John Teller's thesis gets dragged out again here, first as Jax figures out that Gemma swiped the original, and then as Jax gives it to Tara as proof that she does have a place with the club, and that he does want change. But saying isn't the same as doing. When Tara's boss at the hospital wrongly assumes that Tara's busted nose came from Jax hitting her, it's obviously the boss just making snap assumptions based on the jacket Jax wears. And yet, Clay is halfway cross town shaking Zobelle down for protection money, and while Zobelle deserves some shaking, we're reminded that the Sons get protection money from most of the businesses in Charming. They're thugs, and while they seem like basically decent guys, that doesn't change the fact that a lot of the stuff they pull down isn't just good-natured, thumbing your nose at the law foolishness. If Jax wants to bring the club back into line with his dad's dreams, he's going to have to make some drastic choices, and there's no certainty anyone will stick around to see what happens next.
There were some pleasant surprises tonight, thankfully. Jax and Tara having an honest conversation (half-honest, really, as Tara still hasn't told him what happened to Gemma) was one, and the other was Hale and Unser having a frank discussion that led to Hale finally stepping back from the White Power team-up he'd been contemplating. This was a relief, really. Like Unser says, Halle is supposed to be the good guy; while I can imagine him compromising himself a little, I don't buy that he'd be willing to get into bad with hate-mongers just to get rid of the Sons. This meant Jacob's land scheme petered out abruptly, but it also felt truer to the character.
"Smite" was generally all around excellent. The throw-down on Main Street between SAMCRO and Weston and his boys was appropriately chaotic, with Jax trying to keep the peace right up till the moment when Weston knocks his bike over.
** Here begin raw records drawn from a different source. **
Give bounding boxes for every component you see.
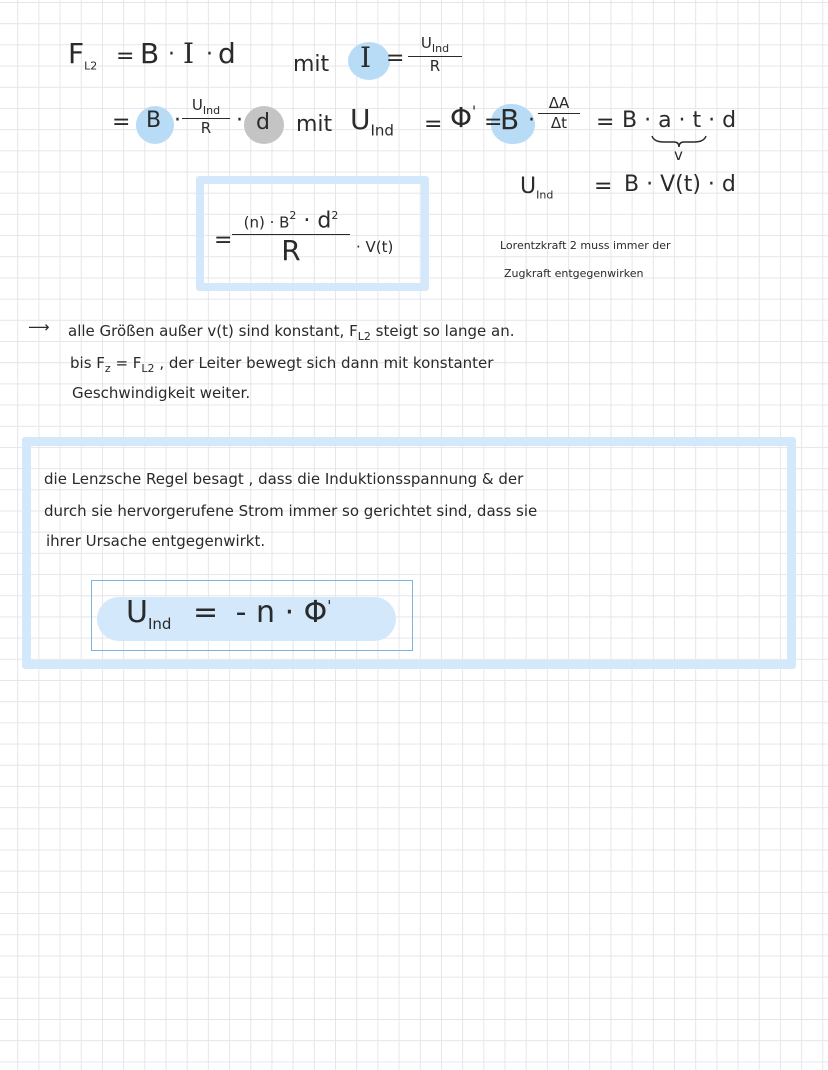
voltage-ind: $U_{Ind}$ [520, 174, 554, 202]
expression-b-v-d: B · V(t) · d [624, 172, 736, 197]
paragraph-line-3: Geschwindigkeit weiter. [72, 384, 251, 402]
dot: · [236, 108, 243, 133]
dot: · [168, 42, 175, 67]
word-mit: mit [293, 52, 330, 77]
equals-sign: = [386, 46, 405, 71]
dot: · [206, 42, 213, 67]
paragraph-line-1: alle Größen außer v(t) sind konstant, $F_{L2}$ steigt so lange an. [68, 322, 515, 343]
paragraph-line-2: bis $F_z = F_{L2}$ , der Leiter bewegt sich dann mit konstanter [70, 354, 494, 375]
dot: · [528, 108, 535, 133]
equals-sign: = [112, 110, 131, 135]
equals-sign: = [596, 110, 615, 135]
note-line-2: Zugkraft entgegenwirken [504, 267, 644, 280]
equals-sign: = [214, 228, 233, 253]
brace-label-v: v [674, 146, 683, 164]
dot: · [174, 108, 181, 133]
note-line-1: Lorentzkraft 2 muss immer der [500, 239, 671, 252]
equals-sign: = [424, 112, 443, 137]
equals-sign: = [116, 44, 135, 69]
symbol-B: B [140, 37, 160, 70]
equals-sign: = [484, 110, 503, 135]
symbol-I: I [360, 41, 372, 74]
fraction-delta: ΔA Δt [538, 96, 580, 131]
symbol-B: B [146, 108, 162, 133]
flux-derivative: Φ' [450, 101, 477, 134]
symbol-I: I [183, 37, 195, 70]
lenz-line-2: durch sie hervorgerufene Strom immer so gerichtet sind, dass sie [44, 502, 538, 520]
symbol-B: B [500, 103, 520, 136]
lenz-formula: $U_{Ind}$ = - n · Φ' [126, 595, 332, 633]
fraction-result: $(n) \cdot B^2 \cdot d^2$ R [232, 210, 350, 265]
equals-sign: = [594, 174, 613, 199]
arrow: ⟶ [28, 318, 50, 336]
expression-b-a-t-d: B · a · t · d [622, 108, 737, 133]
lenz-line-3: ihrer Ursache entgegenwirkt. [46, 532, 266, 550]
velocity-term: · V(t) [356, 238, 394, 256]
voltage-ind: $U_{Ind}$ [350, 103, 394, 140]
fraction-u-over-r: $U_{Ind}$ R [182, 98, 230, 136]
symbol-d: d [218, 37, 236, 70]
symbol-d: d [256, 110, 270, 135]
word-mit: mit [296, 112, 333, 137]
lenz-line-1: die Lenzsche Regel besagt , dass die Induktionsspannung & der [44, 470, 524, 488]
fraction-u-over-r: $U_{Ind}$ R [408, 36, 462, 74]
force-lorentz: $F_{L2}$ [68, 37, 98, 73]
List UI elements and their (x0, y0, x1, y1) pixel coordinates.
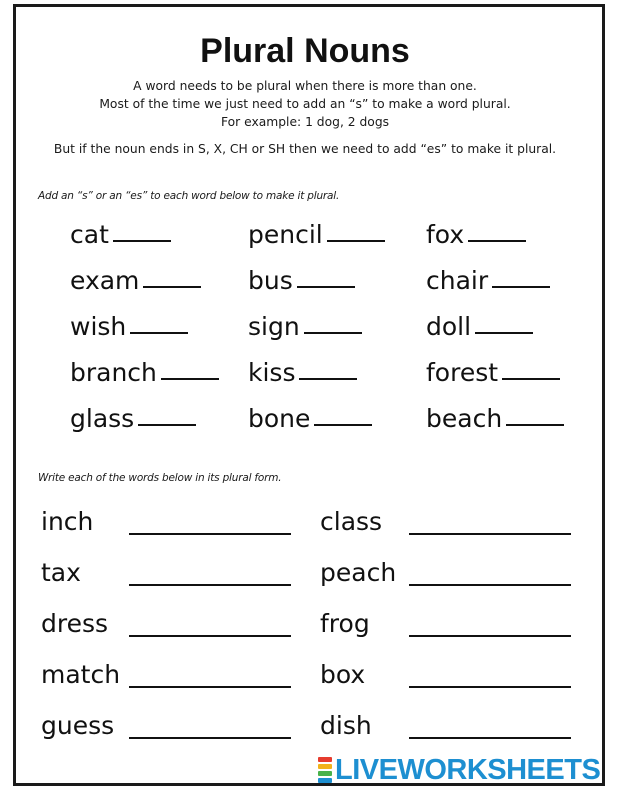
answer-line[interactable] (129, 635, 291, 637)
liveworksheets-logo (318, 754, 600, 786)
plural-word-label: frog (320, 609, 370, 638)
word-item (426, 312, 533, 342)
word-label: sign (248, 312, 300, 341)
answer-line[interactable] (409, 686, 571, 688)
answer-line[interactable] (409, 737, 571, 739)
intro-line-4: But if the noun ends in S, X, CH or SH then we need to add “es” to make it plural. (53, 142, 557, 156)
word-item (248, 312, 362, 342)
answer-blank[interactable] (113, 240, 171, 242)
answer-line[interactable] (409, 533, 571, 535)
intro-line-3: For example: 1 dog, 2 dogs (220, 115, 390, 129)
answer-line[interactable] (129, 686, 291, 688)
word-label: exam (70, 266, 140, 295)
word-item (426, 358, 560, 388)
answer-blank[interactable] (297, 286, 355, 288)
plural-word-label: dish (320, 711, 372, 740)
section1-instruction: Add an “s” or an “es” to each word below to make it plural. (38, 190, 340, 202)
plural-word-label: guess (41, 711, 115, 740)
word-label: fox (426, 220, 465, 249)
answer-blank[interactable] (299, 378, 357, 380)
answer-blank[interactable] (502, 378, 560, 380)
answer-line[interactable] (129, 533, 291, 535)
word-item (70, 404, 196, 434)
plural-word-label: match (41, 660, 121, 689)
word-item (426, 266, 550, 296)
answer-line[interactable] (129, 584, 291, 586)
section2-instruction: Write each of the words below in its plural form. (38, 472, 282, 484)
word-item (426, 220, 526, 250)
plural-word-label: inch (41, 507, 94, 536)
intro-line-2: Most of the time we just need to add an “s” to make a word plural. (99, 97, 511, 111)
word-label: cat (70, 220, 109, 249)
logo-text: LIVEWORKSHEETS (335, 753, 601, 786)
logo-badge-l (318, 757, 332, 762)
plural-word-label: class (320, 507, 383, 536)
word-label: bus (248, 266, 293, 295)
word-item (70, 358, 219, 388)
intro-line-1: A word needs to be plural when there is more than one. (133, 79, 477, 93)
answer-line[interactable] (409, 584, 571, 586)
plural-word-label: dress (41, 609, 109, 638)
answer-line[interactable] (409, 635, 571, 637)
word-label: pencil (248, 220, 323, 249)
logo-badge-icon (318, 756, 332, 784)
word-label: forest (426, 358, 499, 387)
logo-badge-e (318, 778, 332, 783)
word-label: doll (426, 312, 472, 341)
word-item (426, 404, 564, 434)
word-item (70, 266, 201, 296)
word-label: glass (70, 404, 135, 433)
word-item (70, 220, 171, 250)
answer-blank[interactable] (304, 332, 362, 334)
word-label: branch (70, 358, 157, 387)
word-label: chair (426, 266, 489, 295)
answer-blank[interactable] (161, 378, 219, 380)
word-item (248, 404, 372, 434)
word-item (248, 220, 385, 250)
word-item (248, 358, 357, 388)
answer-blank[interactable] (138, 424, 196, 426)
plural-word-label: box (320, 660, 366, 689)
logo-badge-i (318, 764, 332, 769)
plural-word-label: peach (320, 558, 397, 587)
word-item (248, 266, 355, 296)
word-label: beach (426, 404, 503, 433)
answer-line[interactable] (129, 737, 291, 739)
page-title: Plural Nouns (200, 32, 410, 70)
logo-badge-v (318, 771, 332, 776)
answer-blank[interactable] (327, 240, 385, 242)
answer-blank[interactable] (492, 286, 550, 288)
word-item (70, 312, 188, 342)
answer-blank[interactable] (130, 332, 188, 334)
word-label: kiss (248, 358, 296, 387)
word-label: wish (70, 312, 127, 341)
answer-blank[interactable] (475, 332, 533, 334)
answer-blank[interactable] (468, 240, 526, 242)
plural-word-label: tax (41, 558, 81, 587)
answer-blank[interactable] (314, 424, 372, 426)
answer-blank[interactable] (506, 424, 564, 426)
answer-blank[interactable] (143, 286, 201, 288)
word-label: bone (248, 404, 311, 433)
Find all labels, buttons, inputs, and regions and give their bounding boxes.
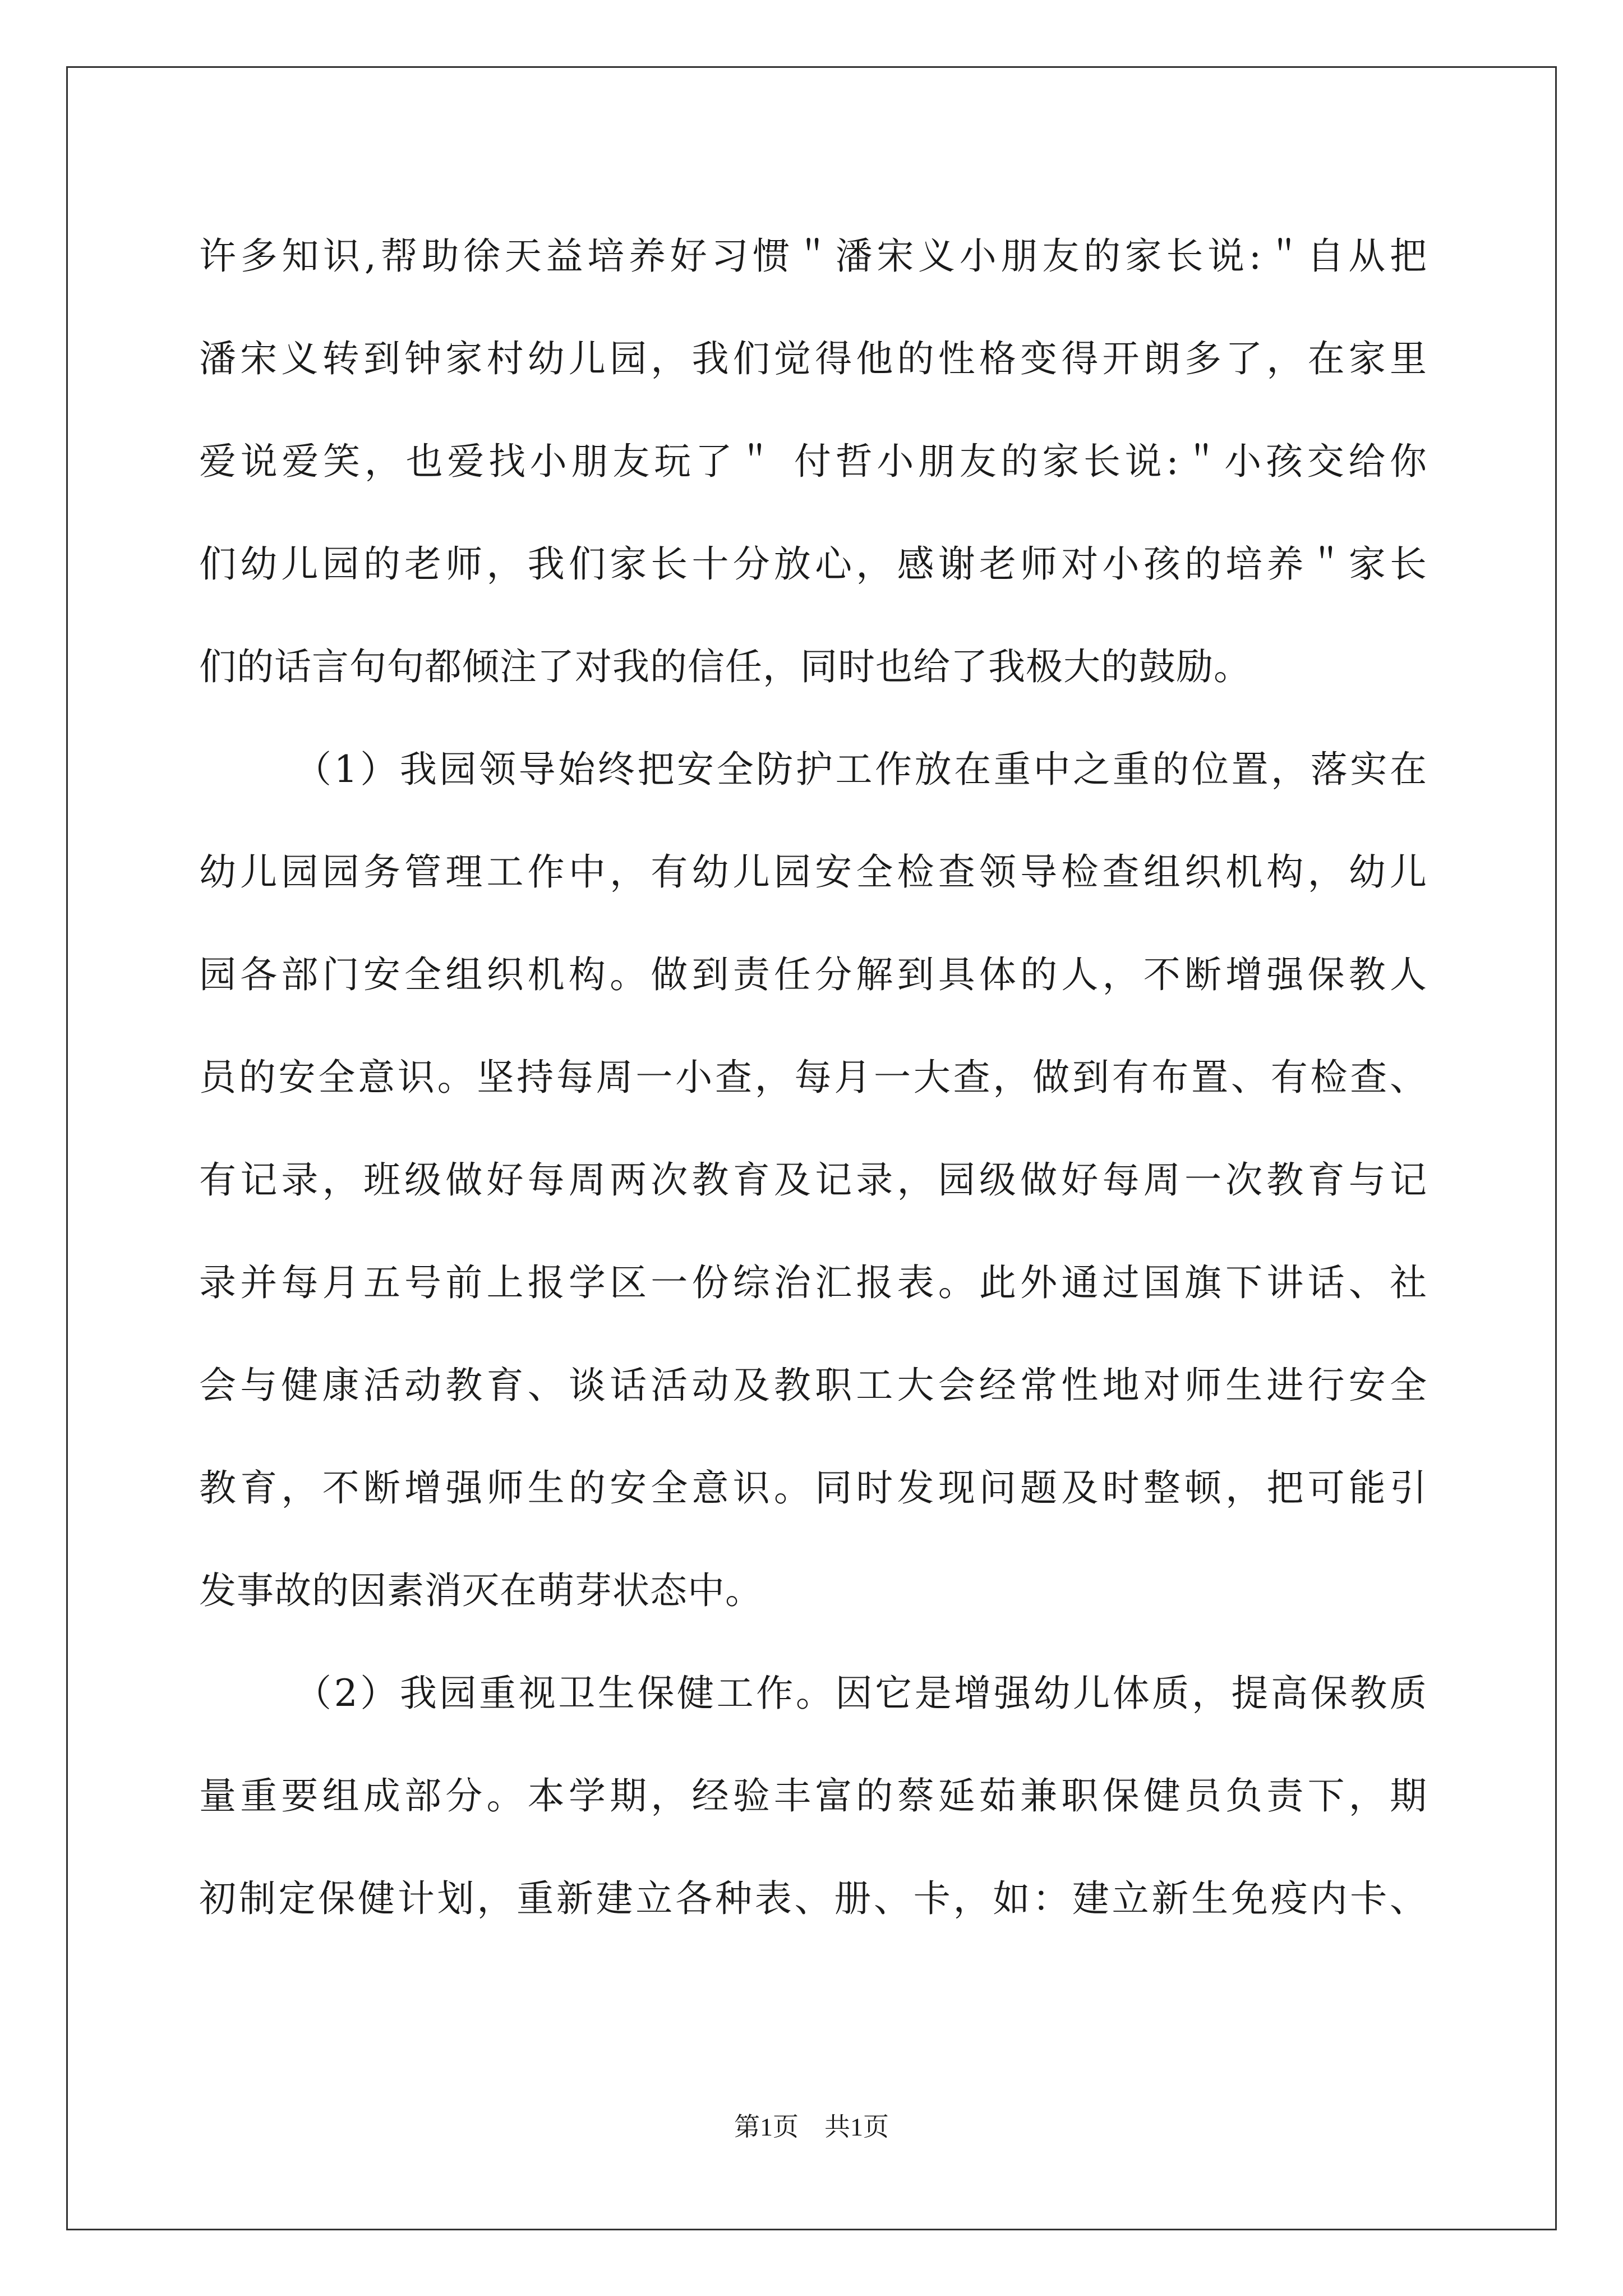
- text-line: 量重要组成部分。本学期，经验丰富的蔡延茹兼职保健员负责下，期: [199, 1774, 1427, 1818]
- text-line: 园各部门安全组织机构。做到责任分解到具体的人，不断增强保教人: [199, 953, 1427, 996]
- text-line-paragraph-end: 们的话言句句都倾注了对我的信任，同时也给了我极大的鼓励。: [199, 645, 1251, 688]
- text-line-paragraph-start: （2）我园重视卫生保健工作。因它是增强幼儿体质，提高保教质: [294, 1672, 1427, 1715]
- text-line: 员的安全意识。坚持每周一小查，每月一大查，做到有布置、有检查、: [199, 1056, 1427, 1099]
- text-line: 们幼儿园的老师，我们家长十分放心，感谢老师对小孩的培养＂家长: [199, 542, 1427, 586]
- text-line: 教育，不断增强师生的安全意识。同时发现问题及时整顿，把可能引: [199, 1466, 1427, 1510]
- text-line: 初制定保健计划，重新建立各种表、册、卡，如：建立新生免疫内卡、: [199, 1877, 1427, 1920]
- text-line: 爱说爱笑，也爱找小朋友玩了＂ 付哲小朋友的家长说:＂小孩交给你: [199, 440, 1427, 483]
- text-line: 录并每月五号前上报学区一份综治汇报表。此外通过国旗下讲话、社: [199, 1261, 1427, 1304]
- text-line: 会与健康活动教育、谈话活动及教职工大会经常性地对师生进行安全: [199, 1364, 1427, 1407]
- text-line: 有记录，班级做好每周两次教育及记录，园级做好每周一次教育与记: [199, 1158, 1427, 1202]
- text-line: 许多知识,帮助徐天益培养好习惯＂潘宋义小朋友的家长说:＂自从把: [199, 234, 1427, 278]
- text-line: 幼儿园园务管理工作中，有幼儿园安全检查领导检查组织机构，幼儿: [199, 850, 1427, 894]
- text-line-paragraph-end: 发事故的因素消灭在萌芽状态中。: [199, 1569, 763, 1612]
- page-number-footer: 第1页 共1页: [734, 2113, 889, 2141]
- document-body: [199, 205, 1427, 1950]
- text-line: 潘宋义转到钟家村幼儿园，我们觉得他的性格变得开朗多了，在家里: [199, 337, 1427, 380]
- text-line-paragraph-start: （1）我园领导始终把安全防护工作放在重中之重的位置，落实在: [294, 748, 1427, 791]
I'm curious as to what Zobelle's intentions were with the van-bomb; I doubt it was to seriously damage the club property (or personnel) wise, which means that this might've been just another goad to make the Sons act irrationally, and Jax's need for caution may be well-advised. Zobelle's end-game has yet to come clear. In the final moments before the van exploded, Clay looked heart-broken. He just wants everything to be fine, he tells Gemma, he just wants Jax back in his corner and SAMCRO to be whole again. I don't think he'll be thinking that clearly again for a while. I see a lot of swinging fists in the weeks ahead.
Grade: A-
Stray Observations:
-Every episode that passes without Gemma finally talking to somebody about the rape, I get a little more worried.